Tower Automotive Announces Acquisition of Algoods, Inc.
4 May 2000
Tower Automotive Announces Acquisition of Algoods, Inc.MINNEAPOLIS, May 3 Tower Automotive, Inc. (NYSE: TWR), today announced that it has acquired all of the outstanding common stock of Algoods, Inc. ("Algoods") for total consideration of approximately $33 million. Algoods, which had 1999 revenues of approximately $53 million, manufactures aluminum heat shields and impact discs for the North American automotive industry from aluminum mini-mill and manufacturing operations located in Toronto, Ontario. Its primary customer is DaimlerChrysler.
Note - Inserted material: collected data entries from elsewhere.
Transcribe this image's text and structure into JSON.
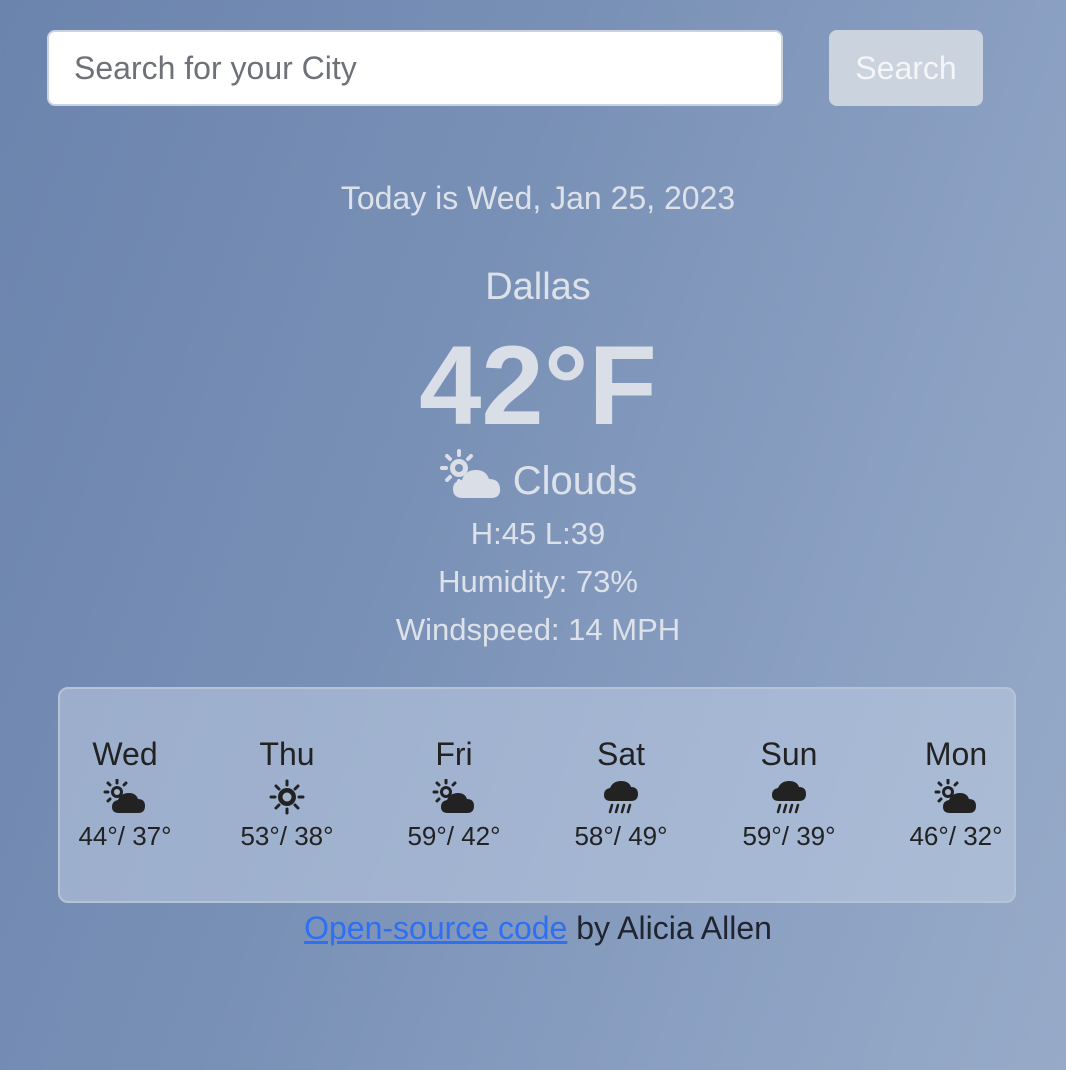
{
  "search": {
    "placeholder": "Search for your City",
    "value": "",
    "button_label": "Search"
  },
  "current": {
    "date_text": "Today is Wed, Jan 25, 2023",
    "city": "Dallas",
    "temperature": "42°F",
    "condition": "Clouds",
    "condition_icon": "sun-cloud-icon",
    "high_low": "H:45 L:39",
    "humidity": "Humidity: 73%",
    "windspeed": "Windspeed: 14 MPH"
  },
  "forecast": [
    {
      "day": "Wed",
      "icon": "sun-cloud-icon",
      "temps": "44°/ 37°"
    },
    {
      "day": "Thu",
      "icon": "sun-icon",
      "temps": "53°/ 38°"
    },
    {
      "day": "Fri",
      "icon": "sun-cloud-icon",
      "temps": "59°/ 42°"
    },
    {
      "day": "Sat",
      "icon": "rain-cloud-icon",
      "temps": "58°/ 49°"
    },
    {
      "day": "Sun",
      "icon": "rain-cloud-icon",
      "temps": "59°/ 39°"
    },
    {
      "day": "Mon",
      "icon": "sun-cloud-icon",
      "temps": "46°/ 32°"
    }
  ],
  "footer": {
    "link_text": "Open-source code",
    "suffix": " by Alicia Allen"
  },
  "colors": {
    "background_start": "#6b84ad",
    "background_end": "#97aac8",
    "link": "#2f6ff2",
    "button": "#cbd3de"
  }
}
In commenting on the acquisition, Tower Automotive president and chief executive officer, Dugald K. Campbell, said, "The acquisition of Algoods by Tower Automotive represents a significant investment in processing technology for lightweight materials. The leadership team of Algoods has extensive experience in using aluminum to provide technical solutions for lightweight structural products. In addition, Algoods' patented aluminum heat shield technology is an excellent complement to Tower Automotive's existing heat shield capabilities. This technology also provides opportunities for application in other vehicle structural products." Tower Automotive, Inc., produces a broad range of assemblies and modules for vehicle structures and suspension systems for original equipment manufacturers of automobiles including Ford, DaimlerChrysler, GM, Honda, Toyota, Nissan, Auto Alliance, Fiat, BMW and Volkswagen. Products include body structural assemblies, control arms, suspension links, engine cradles, floor pans, surface panels and full frame assemblies. The company is based in Grand Rapids, Mich., and has its corporate office in Minneapolis, Minn. This press release contains forward-looking statements within the meaning of Section 27A of the Securities Act of 1933, as amended. Such forward-looking statements are based on the belief of the management of Tower Automotive as well as on assumptions made by and information currently available to it at the time such statements were made. Such forward-looking statements relate to, among other things, the anticipated benefits of the acquisition. Actual results could differ materially from those projected in the forward-looking statements as a result of (i) unforeseen difficulties in integrating the operations of Algoods, or (ii) unanticipated negative reaction to the proposed transaction by customers or suppliers.